For instance I have a statement: n^2logn = O(n^2). Correct me if I am wrong, but this states that n^2 is bigO of n^2logn. Meaning that n^2 grows faster than n^2logn.

You are correct.

Now how would we go about proving this? I assume that I would need to use proof by induction which I have tried to use but got stuck in the process. Could I re-write this statement as n^2logn <= n^2?

Is it possible to disprove something using induction? For example, disproving n!=O(n^n). Or is it valid to disprove the statement by simply showing that an arbitrary value lets say greater than 2 does not satisfy the statement?

I'll get back to you about these in a few hours.

And finally for clarity, bigTheta states that the equations are equivalent when growing correct?

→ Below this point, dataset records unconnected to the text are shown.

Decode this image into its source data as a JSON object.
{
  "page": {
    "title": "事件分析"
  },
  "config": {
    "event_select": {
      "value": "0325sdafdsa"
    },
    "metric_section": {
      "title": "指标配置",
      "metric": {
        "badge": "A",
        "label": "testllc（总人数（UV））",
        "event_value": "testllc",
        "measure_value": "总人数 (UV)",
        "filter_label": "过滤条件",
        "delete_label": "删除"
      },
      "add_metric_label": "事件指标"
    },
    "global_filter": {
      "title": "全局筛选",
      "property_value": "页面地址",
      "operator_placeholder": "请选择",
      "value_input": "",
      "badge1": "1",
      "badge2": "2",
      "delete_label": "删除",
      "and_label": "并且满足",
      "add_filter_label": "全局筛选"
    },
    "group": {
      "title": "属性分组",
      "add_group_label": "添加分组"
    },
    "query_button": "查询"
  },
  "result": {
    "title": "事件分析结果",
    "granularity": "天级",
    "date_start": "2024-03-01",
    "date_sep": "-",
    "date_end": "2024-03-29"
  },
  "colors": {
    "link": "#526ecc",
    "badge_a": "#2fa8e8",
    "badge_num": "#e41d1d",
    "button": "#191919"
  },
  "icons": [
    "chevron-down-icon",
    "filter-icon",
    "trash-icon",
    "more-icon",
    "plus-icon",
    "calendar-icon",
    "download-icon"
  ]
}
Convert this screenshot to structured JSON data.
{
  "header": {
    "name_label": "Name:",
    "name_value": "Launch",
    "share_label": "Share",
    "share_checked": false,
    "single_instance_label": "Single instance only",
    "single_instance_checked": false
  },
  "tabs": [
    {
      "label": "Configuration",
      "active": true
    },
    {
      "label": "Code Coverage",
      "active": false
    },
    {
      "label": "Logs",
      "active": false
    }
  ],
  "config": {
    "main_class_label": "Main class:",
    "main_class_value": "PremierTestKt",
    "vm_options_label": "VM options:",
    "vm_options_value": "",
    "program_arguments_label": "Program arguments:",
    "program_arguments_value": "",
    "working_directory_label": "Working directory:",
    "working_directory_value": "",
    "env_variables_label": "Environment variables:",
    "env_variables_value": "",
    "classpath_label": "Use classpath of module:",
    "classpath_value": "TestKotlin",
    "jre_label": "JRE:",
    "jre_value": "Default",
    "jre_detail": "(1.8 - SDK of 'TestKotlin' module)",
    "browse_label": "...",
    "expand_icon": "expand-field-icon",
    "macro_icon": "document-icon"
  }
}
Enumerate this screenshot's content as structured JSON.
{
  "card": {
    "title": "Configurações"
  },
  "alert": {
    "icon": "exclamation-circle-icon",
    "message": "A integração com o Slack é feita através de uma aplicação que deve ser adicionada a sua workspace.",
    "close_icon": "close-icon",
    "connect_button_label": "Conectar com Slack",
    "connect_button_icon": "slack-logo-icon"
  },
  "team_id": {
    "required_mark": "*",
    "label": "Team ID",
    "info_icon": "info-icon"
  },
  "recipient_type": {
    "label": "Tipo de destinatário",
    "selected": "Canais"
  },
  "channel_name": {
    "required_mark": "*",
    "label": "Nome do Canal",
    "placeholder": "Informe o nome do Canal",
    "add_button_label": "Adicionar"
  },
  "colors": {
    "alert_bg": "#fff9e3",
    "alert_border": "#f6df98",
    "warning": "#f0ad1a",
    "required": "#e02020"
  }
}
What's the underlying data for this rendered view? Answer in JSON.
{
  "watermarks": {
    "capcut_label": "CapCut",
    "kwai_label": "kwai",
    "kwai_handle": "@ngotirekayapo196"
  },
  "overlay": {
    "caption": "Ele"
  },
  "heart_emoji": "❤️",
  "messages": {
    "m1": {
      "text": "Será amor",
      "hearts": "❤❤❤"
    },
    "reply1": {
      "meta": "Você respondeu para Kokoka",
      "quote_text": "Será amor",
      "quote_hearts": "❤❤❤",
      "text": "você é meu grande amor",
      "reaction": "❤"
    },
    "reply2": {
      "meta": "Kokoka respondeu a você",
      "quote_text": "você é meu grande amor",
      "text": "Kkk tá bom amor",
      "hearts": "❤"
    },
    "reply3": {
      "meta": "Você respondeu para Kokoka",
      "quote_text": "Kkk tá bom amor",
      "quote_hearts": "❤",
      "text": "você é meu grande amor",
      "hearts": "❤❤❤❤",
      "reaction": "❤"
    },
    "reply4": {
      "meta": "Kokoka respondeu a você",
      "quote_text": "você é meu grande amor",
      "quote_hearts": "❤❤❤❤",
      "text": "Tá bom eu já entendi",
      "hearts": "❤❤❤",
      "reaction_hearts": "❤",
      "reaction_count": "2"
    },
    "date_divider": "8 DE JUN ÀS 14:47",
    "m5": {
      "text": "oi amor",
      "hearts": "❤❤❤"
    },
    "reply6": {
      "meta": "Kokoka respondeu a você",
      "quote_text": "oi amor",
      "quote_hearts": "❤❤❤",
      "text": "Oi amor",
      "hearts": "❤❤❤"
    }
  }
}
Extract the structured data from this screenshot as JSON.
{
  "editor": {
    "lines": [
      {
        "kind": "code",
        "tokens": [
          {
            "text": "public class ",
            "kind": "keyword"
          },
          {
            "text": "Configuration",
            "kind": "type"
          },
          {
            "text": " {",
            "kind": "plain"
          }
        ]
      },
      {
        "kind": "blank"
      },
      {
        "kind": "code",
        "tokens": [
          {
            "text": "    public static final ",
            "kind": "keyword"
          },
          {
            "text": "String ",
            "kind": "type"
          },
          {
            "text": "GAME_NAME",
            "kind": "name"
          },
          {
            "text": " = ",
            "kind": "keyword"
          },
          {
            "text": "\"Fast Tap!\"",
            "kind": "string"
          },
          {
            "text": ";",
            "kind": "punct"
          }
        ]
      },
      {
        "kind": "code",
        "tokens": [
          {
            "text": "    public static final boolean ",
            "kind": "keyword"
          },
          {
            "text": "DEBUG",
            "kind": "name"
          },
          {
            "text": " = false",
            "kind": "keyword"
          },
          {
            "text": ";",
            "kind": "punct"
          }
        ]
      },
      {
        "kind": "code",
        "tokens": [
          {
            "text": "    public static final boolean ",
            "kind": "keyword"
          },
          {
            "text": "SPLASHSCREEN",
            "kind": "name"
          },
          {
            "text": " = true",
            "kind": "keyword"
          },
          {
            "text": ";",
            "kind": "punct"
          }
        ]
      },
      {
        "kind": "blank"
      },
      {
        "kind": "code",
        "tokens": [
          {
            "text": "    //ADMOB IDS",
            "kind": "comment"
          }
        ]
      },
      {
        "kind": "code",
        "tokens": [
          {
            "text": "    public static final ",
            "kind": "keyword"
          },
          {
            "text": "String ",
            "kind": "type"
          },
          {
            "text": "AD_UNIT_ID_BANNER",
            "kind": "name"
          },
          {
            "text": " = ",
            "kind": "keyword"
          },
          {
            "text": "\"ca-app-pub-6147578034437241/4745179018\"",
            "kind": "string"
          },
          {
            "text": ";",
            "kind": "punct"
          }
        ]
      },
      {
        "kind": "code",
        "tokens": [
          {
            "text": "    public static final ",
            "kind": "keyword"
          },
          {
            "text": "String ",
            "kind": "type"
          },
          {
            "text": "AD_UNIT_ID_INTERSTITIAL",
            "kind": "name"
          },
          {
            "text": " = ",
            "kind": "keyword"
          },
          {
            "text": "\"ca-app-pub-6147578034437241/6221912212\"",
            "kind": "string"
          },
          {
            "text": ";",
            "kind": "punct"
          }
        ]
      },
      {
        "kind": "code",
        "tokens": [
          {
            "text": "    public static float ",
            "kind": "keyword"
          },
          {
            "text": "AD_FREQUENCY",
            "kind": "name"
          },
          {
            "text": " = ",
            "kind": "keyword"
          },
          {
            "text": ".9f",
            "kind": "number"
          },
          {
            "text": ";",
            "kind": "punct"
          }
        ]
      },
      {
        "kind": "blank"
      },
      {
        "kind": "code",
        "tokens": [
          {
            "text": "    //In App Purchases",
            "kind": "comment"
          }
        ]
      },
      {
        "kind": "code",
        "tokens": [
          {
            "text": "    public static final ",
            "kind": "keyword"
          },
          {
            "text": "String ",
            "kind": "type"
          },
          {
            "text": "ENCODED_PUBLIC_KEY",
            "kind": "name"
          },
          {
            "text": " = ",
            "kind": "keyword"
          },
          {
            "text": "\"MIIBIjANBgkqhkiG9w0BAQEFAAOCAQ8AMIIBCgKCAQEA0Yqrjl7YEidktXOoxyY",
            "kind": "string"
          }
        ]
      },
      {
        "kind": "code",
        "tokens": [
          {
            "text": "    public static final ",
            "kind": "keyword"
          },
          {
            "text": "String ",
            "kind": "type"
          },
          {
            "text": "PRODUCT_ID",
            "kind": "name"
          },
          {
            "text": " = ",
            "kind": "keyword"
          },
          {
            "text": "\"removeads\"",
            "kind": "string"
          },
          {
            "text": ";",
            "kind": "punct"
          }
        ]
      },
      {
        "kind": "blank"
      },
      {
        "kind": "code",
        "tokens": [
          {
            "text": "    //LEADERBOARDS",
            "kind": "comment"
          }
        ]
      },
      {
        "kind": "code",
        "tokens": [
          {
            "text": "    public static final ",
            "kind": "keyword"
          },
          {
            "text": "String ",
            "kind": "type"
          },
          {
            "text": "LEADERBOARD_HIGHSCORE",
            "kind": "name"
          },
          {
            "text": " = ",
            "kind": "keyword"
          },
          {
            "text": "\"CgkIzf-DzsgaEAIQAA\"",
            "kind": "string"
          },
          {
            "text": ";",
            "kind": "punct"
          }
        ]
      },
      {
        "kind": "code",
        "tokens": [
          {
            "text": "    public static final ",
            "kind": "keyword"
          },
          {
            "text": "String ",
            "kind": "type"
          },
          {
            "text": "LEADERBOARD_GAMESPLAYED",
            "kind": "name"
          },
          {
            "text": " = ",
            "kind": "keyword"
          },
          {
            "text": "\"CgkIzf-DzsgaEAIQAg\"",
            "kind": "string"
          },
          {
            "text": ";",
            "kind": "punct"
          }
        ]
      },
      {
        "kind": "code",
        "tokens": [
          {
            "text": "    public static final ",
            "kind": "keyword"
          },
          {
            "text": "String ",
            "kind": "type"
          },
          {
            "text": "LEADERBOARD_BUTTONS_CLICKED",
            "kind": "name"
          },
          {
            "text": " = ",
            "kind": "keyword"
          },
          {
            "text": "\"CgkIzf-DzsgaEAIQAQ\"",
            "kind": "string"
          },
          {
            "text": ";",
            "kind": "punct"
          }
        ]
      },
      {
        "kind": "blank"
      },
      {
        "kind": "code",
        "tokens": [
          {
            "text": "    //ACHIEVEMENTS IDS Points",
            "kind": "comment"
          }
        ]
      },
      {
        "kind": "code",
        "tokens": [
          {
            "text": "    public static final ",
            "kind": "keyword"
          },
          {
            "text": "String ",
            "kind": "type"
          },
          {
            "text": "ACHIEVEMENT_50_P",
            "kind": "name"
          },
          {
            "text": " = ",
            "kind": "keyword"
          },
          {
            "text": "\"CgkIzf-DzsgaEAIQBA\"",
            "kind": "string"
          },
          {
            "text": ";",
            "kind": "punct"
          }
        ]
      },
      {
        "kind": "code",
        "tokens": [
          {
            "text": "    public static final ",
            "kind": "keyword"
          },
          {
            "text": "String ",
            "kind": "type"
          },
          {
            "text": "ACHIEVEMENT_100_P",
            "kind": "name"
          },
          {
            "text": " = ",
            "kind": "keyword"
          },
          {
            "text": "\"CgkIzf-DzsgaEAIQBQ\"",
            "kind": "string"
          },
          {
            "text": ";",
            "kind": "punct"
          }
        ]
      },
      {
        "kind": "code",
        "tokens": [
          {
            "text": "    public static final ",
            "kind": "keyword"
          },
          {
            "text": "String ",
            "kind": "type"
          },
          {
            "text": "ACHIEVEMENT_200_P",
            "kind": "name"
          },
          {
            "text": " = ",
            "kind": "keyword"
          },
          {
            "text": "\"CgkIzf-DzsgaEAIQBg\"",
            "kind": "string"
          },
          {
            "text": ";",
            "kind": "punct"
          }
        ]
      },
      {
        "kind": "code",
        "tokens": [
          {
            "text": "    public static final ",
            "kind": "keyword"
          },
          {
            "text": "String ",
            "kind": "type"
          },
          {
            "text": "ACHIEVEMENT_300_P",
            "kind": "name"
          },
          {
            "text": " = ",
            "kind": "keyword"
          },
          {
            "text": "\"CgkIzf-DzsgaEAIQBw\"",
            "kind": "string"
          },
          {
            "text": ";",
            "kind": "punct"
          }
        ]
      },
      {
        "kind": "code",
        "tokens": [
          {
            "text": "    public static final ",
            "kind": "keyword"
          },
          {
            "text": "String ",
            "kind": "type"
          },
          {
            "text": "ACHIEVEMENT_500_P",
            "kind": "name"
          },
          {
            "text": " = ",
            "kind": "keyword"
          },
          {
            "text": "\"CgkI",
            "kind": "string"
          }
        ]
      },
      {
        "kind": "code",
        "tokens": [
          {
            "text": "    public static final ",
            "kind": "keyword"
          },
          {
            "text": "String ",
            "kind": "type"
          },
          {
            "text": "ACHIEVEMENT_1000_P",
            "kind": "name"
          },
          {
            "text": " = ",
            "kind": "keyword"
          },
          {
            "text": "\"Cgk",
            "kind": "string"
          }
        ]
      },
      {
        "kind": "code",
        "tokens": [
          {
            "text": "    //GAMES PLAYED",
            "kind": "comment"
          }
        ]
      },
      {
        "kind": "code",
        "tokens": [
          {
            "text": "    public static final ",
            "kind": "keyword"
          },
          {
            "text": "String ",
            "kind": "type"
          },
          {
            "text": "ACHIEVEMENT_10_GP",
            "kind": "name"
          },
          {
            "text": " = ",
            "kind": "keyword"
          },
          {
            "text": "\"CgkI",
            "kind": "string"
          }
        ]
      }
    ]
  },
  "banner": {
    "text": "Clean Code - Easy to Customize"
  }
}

It means that they only differ by a constant. In other words, if you multiply it by a constant it will always be lower than the function it bounds and if you multiply it by another constant it will always be higher than the function it bounds.

Edit:

To test big O, you show mathematically that the function that represents the growth of the algorithm is less than or equal to a constant multiplied by the big O function.

Big Omega is showing the algorithm is greater than or equal to the big Omega function.

Big Theta can be proven in two ways:

Prove both big O and big Omega.

Assume the algorithm is f(n) and the big Theta function is g(n). To prove big theta you have to show that the limit of f(n)/g(n) as n approaches infinity is some constant, i.e., it's neither 0 nor infinity.

I hope that helps. Let me know if you have more questions, I'll be more than happy to help you.